As we reported yesterday, EU justice commissioner Franco Frattini called terrorism "the main threat in a democratic society" and vowed that European governments would leave no stone unturned in fighting it.
Fine words indeed but, as with all politicians, you watch their hands, not their lips – in other words, it is not what they say but what they do that matters.
And when it comes to action, today’s Washington Times sets it all out, with the headline: "Nato allies cut military since 9/11".
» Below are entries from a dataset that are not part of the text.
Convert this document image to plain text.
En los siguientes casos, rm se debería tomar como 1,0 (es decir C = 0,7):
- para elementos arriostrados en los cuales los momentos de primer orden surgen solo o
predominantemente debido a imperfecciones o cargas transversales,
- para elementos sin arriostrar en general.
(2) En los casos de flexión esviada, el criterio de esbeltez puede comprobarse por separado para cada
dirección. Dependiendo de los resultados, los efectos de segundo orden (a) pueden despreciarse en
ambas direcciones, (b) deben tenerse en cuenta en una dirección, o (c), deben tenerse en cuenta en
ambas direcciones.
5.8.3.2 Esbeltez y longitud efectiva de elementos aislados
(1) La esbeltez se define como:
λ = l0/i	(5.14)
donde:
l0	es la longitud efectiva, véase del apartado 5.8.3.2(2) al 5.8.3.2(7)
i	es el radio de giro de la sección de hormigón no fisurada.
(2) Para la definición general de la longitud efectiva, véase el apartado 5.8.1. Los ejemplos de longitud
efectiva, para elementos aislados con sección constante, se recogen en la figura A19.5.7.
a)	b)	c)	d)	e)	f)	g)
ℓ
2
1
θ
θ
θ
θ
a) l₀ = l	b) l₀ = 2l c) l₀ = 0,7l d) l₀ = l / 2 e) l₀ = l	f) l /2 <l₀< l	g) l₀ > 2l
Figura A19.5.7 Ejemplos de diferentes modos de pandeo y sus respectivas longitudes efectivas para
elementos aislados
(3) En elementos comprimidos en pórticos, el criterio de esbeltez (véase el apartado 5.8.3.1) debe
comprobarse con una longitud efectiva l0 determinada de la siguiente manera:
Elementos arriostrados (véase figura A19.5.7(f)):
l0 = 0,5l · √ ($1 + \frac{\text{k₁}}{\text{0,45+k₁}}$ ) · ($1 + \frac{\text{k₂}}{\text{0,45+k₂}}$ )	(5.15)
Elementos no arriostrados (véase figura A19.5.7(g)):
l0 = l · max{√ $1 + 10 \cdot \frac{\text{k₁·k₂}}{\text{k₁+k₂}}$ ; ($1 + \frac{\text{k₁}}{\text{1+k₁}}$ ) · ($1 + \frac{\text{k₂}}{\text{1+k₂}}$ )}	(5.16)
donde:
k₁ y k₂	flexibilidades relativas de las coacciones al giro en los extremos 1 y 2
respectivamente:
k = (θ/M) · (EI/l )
According to the piece, based on a report from the International Institute for Strategic Studies , America's major NATO allies have cut military manpower and defense funds as a share of their economies since the September 11 attacks, in sharp contrast with the United States, which embarked on deficit spending to boost arms outlays to fight global terrorists.
A comparison of force structures in 2001 and 2005 showed countries such as Britain, Canada, France, Italy, Poland, Spain and Germany cut their active-duty forces while, at the same time, the United States increased its ranks from 1.37 million to 1.42 million.
More telling is the share of each countries' GDP that is devoted to defence spending. The US share has gone from 3 to 3.7 percent since 9/11 while other NATO nations collectively have dipped from 2.02 percent to 1.8 percent. Twelve years ago, Nato, excluding the United States, devoted 2.5 percent of GDP to defence.
At last week's Nato defence ministers' conference in Munich, we are told that Donald Rumsfeld "gently prodded his colleagues to rethink defence spending", telling them, "This commitment cannot be done on the cheap." But he is talking to the deaf. Rhetoric is so much cheaper, and the only thing in which the Europeans excel.
Thus the pictures of the Eurofighter, taken last month and supplied by one of our ever-vigilant readers, providing a perfect metaphor for the European defence effort - £60-million-worth of junk sliding down a runway in a shower of sparks, going nowhere.